I drove down on one of those warm September mornings that have a sort of acidic brightness about them. The sort of morning that reminds you there is six long months of low cloud and hard winter to follow. I started early and missed most of the traffic until I got past Brighton, where I came off the A27 and made my way along the coast road through Shoreham, Lancing and then the succession of Sussex resorts that manage to look rundown and elegant at the same time. Well, in the sunlight anyway.
It began to cloud over as I approached Chichester, and although the weather was still fine, it suddenly felt cold and inhospitable. A good preparation, as it turned out, for my meeting with Jenny Forbes-Marchant.

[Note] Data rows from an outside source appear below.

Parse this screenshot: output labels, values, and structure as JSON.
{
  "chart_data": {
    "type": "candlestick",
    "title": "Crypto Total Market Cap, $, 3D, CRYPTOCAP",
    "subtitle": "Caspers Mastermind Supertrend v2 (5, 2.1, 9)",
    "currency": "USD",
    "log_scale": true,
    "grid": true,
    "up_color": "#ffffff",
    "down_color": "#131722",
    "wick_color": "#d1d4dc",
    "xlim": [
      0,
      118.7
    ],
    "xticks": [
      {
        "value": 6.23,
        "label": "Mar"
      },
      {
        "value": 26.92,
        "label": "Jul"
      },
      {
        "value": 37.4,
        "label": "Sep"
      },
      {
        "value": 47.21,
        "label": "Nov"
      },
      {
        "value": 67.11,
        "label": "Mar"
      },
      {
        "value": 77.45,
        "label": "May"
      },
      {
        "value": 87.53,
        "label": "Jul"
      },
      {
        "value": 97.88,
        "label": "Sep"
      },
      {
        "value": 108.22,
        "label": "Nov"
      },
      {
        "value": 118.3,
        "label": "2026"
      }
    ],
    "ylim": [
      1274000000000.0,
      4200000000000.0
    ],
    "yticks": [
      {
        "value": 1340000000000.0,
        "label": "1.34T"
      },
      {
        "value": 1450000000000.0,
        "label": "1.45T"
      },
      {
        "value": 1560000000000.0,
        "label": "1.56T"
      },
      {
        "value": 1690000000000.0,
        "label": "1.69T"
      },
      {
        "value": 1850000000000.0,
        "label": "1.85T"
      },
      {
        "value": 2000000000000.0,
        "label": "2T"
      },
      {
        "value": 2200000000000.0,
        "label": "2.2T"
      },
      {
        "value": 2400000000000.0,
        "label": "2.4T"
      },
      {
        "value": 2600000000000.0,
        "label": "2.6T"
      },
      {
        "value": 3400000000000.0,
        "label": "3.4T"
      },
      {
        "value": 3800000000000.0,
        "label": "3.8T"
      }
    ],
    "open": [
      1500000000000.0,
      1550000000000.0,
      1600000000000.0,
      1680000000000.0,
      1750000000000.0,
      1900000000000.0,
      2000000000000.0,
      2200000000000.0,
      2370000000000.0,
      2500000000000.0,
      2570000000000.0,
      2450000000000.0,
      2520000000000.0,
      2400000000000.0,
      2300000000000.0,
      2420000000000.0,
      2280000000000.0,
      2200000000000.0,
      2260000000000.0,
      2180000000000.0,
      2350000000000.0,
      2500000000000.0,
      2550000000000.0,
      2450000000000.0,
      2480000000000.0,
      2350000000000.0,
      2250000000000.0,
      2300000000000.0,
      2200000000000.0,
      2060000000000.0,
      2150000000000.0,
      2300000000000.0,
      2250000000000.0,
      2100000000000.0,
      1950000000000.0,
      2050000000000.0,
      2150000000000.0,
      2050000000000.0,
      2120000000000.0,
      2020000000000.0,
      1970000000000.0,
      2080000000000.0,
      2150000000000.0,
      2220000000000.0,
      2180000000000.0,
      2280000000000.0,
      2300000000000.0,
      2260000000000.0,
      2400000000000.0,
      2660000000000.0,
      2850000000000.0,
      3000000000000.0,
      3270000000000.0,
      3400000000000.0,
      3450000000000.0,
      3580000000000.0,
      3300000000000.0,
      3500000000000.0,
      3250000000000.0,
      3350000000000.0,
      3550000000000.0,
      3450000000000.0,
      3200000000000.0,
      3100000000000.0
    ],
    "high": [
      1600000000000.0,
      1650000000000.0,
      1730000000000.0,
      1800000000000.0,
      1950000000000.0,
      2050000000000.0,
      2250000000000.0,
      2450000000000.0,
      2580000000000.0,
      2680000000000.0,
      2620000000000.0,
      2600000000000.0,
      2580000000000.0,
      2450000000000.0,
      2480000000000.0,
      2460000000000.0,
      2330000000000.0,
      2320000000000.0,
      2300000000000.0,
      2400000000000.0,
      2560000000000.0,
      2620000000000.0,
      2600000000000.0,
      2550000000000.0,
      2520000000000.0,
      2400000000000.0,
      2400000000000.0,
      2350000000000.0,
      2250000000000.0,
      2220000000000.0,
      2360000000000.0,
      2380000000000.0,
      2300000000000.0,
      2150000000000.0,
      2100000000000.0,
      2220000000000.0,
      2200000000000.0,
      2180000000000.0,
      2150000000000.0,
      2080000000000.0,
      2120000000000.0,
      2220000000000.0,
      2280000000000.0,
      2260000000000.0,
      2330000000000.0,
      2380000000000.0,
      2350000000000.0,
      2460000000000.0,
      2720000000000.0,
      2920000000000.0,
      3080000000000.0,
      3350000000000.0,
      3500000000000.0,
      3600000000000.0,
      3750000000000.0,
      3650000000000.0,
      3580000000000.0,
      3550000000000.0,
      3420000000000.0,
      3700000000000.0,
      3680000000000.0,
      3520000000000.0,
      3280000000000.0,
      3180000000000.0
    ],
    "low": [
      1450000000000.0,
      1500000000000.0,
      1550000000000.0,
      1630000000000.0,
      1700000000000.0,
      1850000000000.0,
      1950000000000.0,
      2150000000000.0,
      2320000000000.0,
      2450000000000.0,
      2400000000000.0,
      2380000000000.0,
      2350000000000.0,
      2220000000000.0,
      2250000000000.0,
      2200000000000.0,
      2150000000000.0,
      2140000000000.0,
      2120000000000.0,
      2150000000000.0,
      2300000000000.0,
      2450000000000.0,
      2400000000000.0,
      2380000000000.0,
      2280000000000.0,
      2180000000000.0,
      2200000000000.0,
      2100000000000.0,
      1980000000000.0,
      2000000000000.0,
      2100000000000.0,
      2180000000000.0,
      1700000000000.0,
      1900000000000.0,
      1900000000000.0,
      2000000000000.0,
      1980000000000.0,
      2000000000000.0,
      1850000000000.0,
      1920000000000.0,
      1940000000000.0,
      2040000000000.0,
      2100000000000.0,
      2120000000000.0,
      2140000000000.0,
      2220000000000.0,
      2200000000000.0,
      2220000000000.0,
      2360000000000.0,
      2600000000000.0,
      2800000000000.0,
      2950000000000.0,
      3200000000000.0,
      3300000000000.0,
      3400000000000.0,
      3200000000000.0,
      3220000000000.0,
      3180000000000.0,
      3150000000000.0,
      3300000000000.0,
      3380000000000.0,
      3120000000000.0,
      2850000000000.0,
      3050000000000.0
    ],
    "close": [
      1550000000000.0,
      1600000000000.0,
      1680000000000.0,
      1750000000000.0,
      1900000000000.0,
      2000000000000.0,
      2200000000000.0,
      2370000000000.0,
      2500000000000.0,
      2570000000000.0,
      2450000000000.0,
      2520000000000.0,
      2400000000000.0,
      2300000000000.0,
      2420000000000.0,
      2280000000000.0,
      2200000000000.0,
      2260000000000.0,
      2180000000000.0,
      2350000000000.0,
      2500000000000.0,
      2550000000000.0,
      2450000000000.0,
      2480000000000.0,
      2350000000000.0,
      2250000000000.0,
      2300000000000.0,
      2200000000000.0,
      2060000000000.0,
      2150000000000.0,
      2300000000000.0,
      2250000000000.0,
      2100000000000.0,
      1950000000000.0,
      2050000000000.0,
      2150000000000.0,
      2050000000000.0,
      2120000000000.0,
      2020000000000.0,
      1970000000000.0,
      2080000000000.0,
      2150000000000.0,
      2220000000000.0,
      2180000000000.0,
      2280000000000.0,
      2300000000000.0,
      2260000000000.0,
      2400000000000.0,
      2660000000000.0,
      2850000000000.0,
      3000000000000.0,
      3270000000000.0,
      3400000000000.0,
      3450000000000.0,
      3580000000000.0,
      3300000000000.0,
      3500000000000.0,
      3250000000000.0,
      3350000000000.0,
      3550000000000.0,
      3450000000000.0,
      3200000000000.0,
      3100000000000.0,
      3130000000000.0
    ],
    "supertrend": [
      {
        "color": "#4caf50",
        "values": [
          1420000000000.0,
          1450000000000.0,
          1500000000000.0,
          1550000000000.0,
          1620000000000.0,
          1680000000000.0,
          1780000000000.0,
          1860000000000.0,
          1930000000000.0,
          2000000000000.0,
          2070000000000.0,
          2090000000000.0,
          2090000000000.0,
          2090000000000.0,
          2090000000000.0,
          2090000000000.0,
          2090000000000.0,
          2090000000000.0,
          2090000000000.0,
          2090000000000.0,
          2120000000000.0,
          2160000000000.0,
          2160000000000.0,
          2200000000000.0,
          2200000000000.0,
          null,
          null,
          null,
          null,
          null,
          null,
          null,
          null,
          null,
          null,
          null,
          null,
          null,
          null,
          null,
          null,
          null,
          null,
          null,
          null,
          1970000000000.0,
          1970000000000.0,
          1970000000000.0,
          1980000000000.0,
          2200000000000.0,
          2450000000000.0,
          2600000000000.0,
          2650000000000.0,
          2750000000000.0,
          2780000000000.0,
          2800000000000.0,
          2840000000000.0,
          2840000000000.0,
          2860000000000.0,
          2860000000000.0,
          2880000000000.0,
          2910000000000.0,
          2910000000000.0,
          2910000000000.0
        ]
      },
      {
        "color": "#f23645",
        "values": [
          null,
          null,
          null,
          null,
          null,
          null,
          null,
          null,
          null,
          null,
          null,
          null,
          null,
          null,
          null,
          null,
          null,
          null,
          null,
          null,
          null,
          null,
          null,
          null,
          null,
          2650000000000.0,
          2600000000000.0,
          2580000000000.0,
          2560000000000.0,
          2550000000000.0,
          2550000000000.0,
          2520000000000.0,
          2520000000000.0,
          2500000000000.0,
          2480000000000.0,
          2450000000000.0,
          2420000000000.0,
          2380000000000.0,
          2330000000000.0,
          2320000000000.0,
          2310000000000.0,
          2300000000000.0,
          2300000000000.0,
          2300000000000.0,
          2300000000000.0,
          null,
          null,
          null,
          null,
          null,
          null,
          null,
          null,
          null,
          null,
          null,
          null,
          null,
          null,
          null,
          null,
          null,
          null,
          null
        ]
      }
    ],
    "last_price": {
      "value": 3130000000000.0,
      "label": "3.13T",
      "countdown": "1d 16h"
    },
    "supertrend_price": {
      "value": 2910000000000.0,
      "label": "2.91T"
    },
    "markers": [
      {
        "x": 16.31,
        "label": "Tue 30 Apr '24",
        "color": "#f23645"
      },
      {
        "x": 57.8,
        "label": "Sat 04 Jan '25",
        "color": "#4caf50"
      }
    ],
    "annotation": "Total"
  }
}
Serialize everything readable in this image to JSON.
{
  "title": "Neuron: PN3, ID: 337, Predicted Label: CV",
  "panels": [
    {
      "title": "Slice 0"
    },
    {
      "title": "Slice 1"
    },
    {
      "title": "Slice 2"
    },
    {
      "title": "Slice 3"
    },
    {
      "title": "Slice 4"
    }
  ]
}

I don’t know what I expected, besides the contents of her letter to me—she had written basically asking for her money back—but Peter Forbes answering the door to the Marchant residence was not one of them. Our last meeting has been at the gallery in Southwark, when I had whisked his ex-wife off to a pub near St Paul’s Cathedral. He greeted me with the exaggerated solemnity of someone who was going to give you bad news and didn’t particularly see why he had to do it in person. He took me through to the kitchen where Jenny was sitting at the table with a young girl. They looked like they were doing her homework. (The girl’s that is.) A chocolate coloured Labrador got to its feet and sniffed my crotch in a friendly fashion. (It was doing its homework.) The girl was told to run along with Daddy. Daddy was told take Charlie with them. Charlie had a valedictory sniff, slobbered on my trousers and accompanied them to the garden.